Cria-se momentos infindáveis nos quais cada pessoa quer provar que está certa sobre o seu argumento e não chegam a lugar algum considerando que, ao final de cada batalha, com um tempero picante, a simples conclusão é: – O meu interlocutor é um burro!
Prefiro a “versão do artista” – eu também sinto a necessidade de expressar a minha arte.
Quando vamos tocar em conjunto, as afinações têm que estar perfeitas e o ensaio alinhado. Sim, alinhado. Um mapa da música definida. Pelo menos é o que me proponho ao tocar em banda, duo, trio, ou seja lá como for. Não faço COVER como já citei e explico o meu ponto de vista em outro texto. Prefiro a “versão do artista” e também sinto a necessidade de expressar a minha arte, seja ela na música, desenho ou vídeo.
Tudo ok, um, dois, três e segue a banda. Muitas vezes rola um “Jazz”, alguém destoa aqui, outro ali, mas vamos nos encontrando em nossa linguagem. Sendo assim, dentro de um mapa definido pela banda, encontramos o espaço de cada músico dentro de cada obra, nota a nota.
Um timbre mais grave que o original, uma pentatônica passa a ser mais doce ao se tornar diatônica respeitando a sua organização tonal criando e formatando “a cara da banda”, que executa a composição já existente de forma original. A execução em uma linguagem própria ainda pode nos dar maior margem para uma futura composição autoral e independente saindo da formatação do “tudo igual”.
Quantas bandas COVERS passam a compor um trabalho próprio e, pelo vício do óbvio, suas composições se tornam o mais do mesmo e por vezes parecem uma continuação daquilo que os seus ídolos já faziam?

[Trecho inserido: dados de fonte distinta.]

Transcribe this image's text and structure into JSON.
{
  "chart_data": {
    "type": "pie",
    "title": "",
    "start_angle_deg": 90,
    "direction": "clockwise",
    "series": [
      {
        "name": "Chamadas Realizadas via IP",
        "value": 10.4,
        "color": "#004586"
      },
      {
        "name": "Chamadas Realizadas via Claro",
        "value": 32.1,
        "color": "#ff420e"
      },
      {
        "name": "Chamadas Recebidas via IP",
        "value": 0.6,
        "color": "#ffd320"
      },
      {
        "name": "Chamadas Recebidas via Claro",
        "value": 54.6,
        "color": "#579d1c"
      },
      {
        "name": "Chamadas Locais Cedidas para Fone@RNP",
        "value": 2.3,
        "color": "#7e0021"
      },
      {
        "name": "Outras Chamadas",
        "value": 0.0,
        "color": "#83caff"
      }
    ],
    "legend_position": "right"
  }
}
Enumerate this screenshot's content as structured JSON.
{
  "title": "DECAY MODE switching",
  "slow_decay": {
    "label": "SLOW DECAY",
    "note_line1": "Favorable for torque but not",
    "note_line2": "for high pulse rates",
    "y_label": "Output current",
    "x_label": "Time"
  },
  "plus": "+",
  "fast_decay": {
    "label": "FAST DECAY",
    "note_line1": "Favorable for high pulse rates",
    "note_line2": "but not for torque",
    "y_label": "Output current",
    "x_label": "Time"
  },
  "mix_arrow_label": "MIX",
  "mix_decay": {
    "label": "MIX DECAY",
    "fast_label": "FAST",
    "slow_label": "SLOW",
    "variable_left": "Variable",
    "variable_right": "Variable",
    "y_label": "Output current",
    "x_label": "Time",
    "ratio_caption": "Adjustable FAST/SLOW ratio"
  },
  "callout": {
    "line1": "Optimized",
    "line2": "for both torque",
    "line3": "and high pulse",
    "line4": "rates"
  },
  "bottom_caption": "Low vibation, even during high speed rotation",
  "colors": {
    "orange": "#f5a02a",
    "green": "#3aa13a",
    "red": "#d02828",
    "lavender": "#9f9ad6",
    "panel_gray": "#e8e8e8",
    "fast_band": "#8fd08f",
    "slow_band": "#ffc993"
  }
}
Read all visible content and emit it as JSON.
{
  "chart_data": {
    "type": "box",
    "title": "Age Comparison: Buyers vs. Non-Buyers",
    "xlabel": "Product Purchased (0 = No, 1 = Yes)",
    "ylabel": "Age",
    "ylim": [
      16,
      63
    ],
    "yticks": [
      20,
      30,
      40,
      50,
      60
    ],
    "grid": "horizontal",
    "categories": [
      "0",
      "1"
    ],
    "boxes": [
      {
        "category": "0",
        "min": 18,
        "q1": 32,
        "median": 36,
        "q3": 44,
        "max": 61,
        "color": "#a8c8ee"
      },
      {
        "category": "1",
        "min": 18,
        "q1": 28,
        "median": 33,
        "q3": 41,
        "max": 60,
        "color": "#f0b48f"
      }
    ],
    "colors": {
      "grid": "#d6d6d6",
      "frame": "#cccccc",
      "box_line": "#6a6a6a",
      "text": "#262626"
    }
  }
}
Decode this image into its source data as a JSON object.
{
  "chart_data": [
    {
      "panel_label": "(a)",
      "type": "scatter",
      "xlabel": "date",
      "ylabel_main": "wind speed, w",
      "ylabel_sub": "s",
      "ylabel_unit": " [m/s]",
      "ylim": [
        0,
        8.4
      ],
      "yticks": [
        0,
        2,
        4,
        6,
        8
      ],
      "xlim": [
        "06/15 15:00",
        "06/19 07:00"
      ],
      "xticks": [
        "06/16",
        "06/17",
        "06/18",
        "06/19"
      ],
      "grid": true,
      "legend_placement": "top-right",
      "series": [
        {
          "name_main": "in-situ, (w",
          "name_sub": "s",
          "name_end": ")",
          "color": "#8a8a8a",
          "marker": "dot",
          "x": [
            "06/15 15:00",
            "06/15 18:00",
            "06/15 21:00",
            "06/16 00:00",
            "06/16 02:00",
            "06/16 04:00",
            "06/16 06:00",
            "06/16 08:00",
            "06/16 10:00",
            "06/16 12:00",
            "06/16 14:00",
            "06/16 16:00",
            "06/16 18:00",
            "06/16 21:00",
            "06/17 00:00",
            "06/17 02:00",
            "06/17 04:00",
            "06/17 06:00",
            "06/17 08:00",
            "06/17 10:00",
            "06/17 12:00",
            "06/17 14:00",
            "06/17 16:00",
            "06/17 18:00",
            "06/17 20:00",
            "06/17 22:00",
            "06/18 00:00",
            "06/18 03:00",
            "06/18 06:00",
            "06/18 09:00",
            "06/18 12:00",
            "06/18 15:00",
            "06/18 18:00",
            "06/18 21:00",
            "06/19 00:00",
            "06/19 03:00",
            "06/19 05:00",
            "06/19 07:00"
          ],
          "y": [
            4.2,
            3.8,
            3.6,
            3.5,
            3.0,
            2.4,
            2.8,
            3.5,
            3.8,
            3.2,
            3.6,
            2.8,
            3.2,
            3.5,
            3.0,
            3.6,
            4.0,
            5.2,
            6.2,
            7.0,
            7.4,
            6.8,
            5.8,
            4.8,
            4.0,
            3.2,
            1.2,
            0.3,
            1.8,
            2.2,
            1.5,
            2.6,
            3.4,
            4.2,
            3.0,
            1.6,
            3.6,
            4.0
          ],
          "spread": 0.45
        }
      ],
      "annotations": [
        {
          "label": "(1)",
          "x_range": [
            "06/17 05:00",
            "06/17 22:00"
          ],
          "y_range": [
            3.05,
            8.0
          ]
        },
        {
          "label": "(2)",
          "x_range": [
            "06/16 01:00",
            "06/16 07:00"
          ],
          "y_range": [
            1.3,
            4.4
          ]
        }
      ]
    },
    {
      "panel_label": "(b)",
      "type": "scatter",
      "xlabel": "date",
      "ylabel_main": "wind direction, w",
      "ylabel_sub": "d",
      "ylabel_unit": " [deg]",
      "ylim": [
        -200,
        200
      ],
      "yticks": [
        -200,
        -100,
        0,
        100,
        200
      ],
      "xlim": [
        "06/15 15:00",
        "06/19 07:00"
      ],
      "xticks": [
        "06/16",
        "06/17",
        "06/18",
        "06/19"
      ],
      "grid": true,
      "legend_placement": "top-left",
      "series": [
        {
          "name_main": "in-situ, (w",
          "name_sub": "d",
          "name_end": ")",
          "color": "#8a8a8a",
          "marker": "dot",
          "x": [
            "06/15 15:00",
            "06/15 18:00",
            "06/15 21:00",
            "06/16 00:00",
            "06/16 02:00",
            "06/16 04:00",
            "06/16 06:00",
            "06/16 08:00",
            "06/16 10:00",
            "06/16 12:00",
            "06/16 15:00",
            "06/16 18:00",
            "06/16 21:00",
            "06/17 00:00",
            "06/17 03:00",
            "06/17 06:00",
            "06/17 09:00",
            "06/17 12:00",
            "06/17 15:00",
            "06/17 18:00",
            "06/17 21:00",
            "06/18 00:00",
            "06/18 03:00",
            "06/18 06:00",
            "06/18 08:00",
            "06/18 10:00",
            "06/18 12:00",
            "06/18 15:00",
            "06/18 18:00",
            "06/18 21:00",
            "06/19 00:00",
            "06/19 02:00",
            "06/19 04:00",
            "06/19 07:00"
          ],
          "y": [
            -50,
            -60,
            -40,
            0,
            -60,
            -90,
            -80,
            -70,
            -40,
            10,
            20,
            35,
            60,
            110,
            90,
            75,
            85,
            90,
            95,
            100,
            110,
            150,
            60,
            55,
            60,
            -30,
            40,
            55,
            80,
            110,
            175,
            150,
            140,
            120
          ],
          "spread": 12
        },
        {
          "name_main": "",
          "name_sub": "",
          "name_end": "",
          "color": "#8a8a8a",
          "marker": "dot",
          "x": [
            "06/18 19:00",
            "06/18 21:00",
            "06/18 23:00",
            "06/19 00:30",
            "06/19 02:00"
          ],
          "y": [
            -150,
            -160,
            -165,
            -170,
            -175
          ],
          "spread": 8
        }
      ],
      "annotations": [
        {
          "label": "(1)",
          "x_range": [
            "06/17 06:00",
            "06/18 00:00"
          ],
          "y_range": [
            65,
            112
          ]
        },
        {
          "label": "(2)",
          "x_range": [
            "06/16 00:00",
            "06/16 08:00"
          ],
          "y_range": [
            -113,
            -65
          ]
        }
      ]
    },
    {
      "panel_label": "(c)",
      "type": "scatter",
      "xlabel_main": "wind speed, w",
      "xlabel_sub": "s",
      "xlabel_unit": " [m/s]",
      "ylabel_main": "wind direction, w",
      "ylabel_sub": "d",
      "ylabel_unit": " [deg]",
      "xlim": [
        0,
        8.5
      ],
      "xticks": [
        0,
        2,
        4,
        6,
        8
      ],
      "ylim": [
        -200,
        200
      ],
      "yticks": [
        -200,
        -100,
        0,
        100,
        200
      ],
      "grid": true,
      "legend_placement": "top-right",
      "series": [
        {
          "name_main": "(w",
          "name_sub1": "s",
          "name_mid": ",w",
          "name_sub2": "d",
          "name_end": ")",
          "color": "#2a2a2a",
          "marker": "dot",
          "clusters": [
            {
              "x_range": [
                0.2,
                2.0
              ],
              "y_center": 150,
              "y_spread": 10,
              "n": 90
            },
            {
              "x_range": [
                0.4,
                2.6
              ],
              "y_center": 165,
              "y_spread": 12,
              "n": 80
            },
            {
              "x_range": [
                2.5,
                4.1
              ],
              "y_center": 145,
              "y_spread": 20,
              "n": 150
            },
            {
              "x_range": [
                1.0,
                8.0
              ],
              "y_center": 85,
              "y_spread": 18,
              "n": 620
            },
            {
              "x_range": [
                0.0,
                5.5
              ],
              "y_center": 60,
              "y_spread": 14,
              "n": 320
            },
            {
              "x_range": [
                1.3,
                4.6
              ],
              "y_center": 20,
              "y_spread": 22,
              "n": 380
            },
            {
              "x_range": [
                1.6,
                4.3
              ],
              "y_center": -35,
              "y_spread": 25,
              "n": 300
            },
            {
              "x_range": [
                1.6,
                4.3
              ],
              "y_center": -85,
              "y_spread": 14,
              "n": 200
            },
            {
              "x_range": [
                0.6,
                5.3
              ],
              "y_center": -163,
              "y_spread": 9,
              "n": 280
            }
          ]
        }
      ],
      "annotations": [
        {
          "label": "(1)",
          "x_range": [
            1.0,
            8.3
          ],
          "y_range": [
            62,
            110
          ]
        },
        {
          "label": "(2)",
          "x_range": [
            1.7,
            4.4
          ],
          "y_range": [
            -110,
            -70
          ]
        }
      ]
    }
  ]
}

A música popular se tornou extremamente comercial enquanto a música em seu “formato” arte voltou a ser ARTE.
Diferentes formas de se tocar uma obra nos leva às diferentes formas de nos comunicar. O incomum nos deixa avesso ao que é apresentado de diferente e não é por um acaso que hoje existem estudos para se colocar algo novo no mercado. A música se tornou sim algo extremamente comercial e, para a maioria, fazer sucesso é estar nas rádios, bombando nos streamings, tv etc.
Sem criticar gêneros ou estilos musicais o tal do “óbvio” é facilmente percebido por quem trabalha com a música (muitas vezes até mesmo por quem é de fora). Letras, harmonias, melodias e ritmos são sempre semelhantes, não se importando em garantir um espaço para um novo clássico e sim mais dinheiro na conta.
A música como arte voltou ao seu lugar de ARTE e a música popular pegou carona em um ônibus lotado das 9h às 18h, com uma pausa durante a noite entre um telejornal e outro. A ARTE na sua mais pura expressão se afasta da arte popular justamente pelas dissonâncias, uma espécie de vocabulário “mais rico” no qual nem todos se fazem entendedores.
Na linguagem, as enarmonias também aparecem quando defendemos as mesmas coisas estando do lado, vestindo camisas ou levantando bandeiras diferentes.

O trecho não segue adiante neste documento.